Machine learning (ML) training will continue to grow to consume more cycles, their inference will proliferate on more kinds of devices, and their capabilities will be used in more domains. Some goals central to this future are to make ML models efficient so they remain practical to train and deploy, and to unlock new application domains with new capabilities. We describe some recent developments in hardware-aware algorithms to improve the efficiency-quality tradeoff of ML models and equip them with long context. In Chapter 2, we focus on structured sparsity, a natural approach to mitigate the extensive compute and memory cost of large ML models.
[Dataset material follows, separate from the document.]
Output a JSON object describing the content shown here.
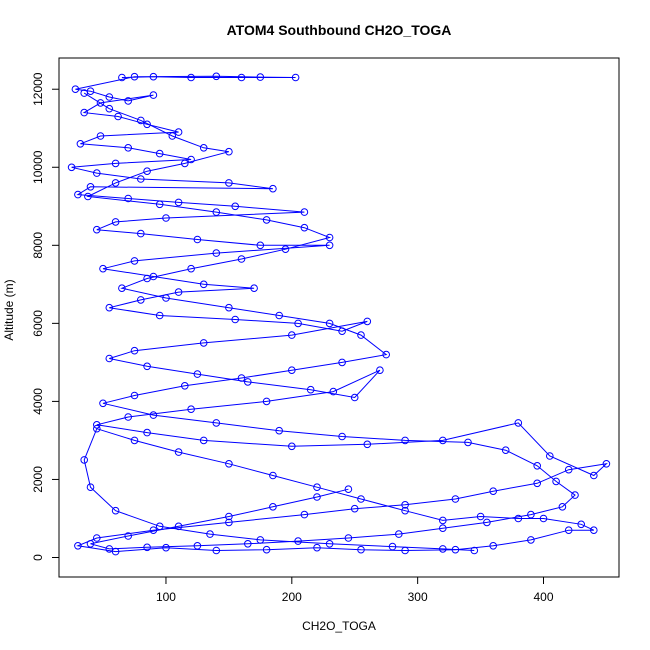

We describe a line of work on learnable fast transforms that, thanks to their expressiveness and efficiency, yields some of the first sparse training methods to speed up large models in wall-clock time (2x) without compromising their quality. In Chapter 3, we focus on efficient Transformer training and inference for long sequences. We describe FlashAttention, a fast and memory-efficient algorithm to compute attention with no approximation. By careful accounting of reads/writes between different levels of memory hierarchy, FlashAttention is 2-4x faster and uses 10-20x less memory compared to the best existing attention implementations, allowing us to train higher-quality Transformers with 8x longer context. FlashAttention is now widely used in some of the largest research labs and companies. In Chapter 4, we examine state-space models, a promising architecture designed for long-range memory. As we seek to understand why early state-space models did not perform well on language modeling tasks, we propose simple multiplicative interaction that expands their expressiveness. We also design hardware-friendly algorithms to train them. As a result, we are able to train state-space models to multi-billion parameter scale, demonstrating a new kind of model competitive with the dominant Transformers in language modeling. We conclude with some exciting directions in ML and systems, such as software-hardware co-design, structured sparsity for scientific AI, and long context for new AI workflows and modalities.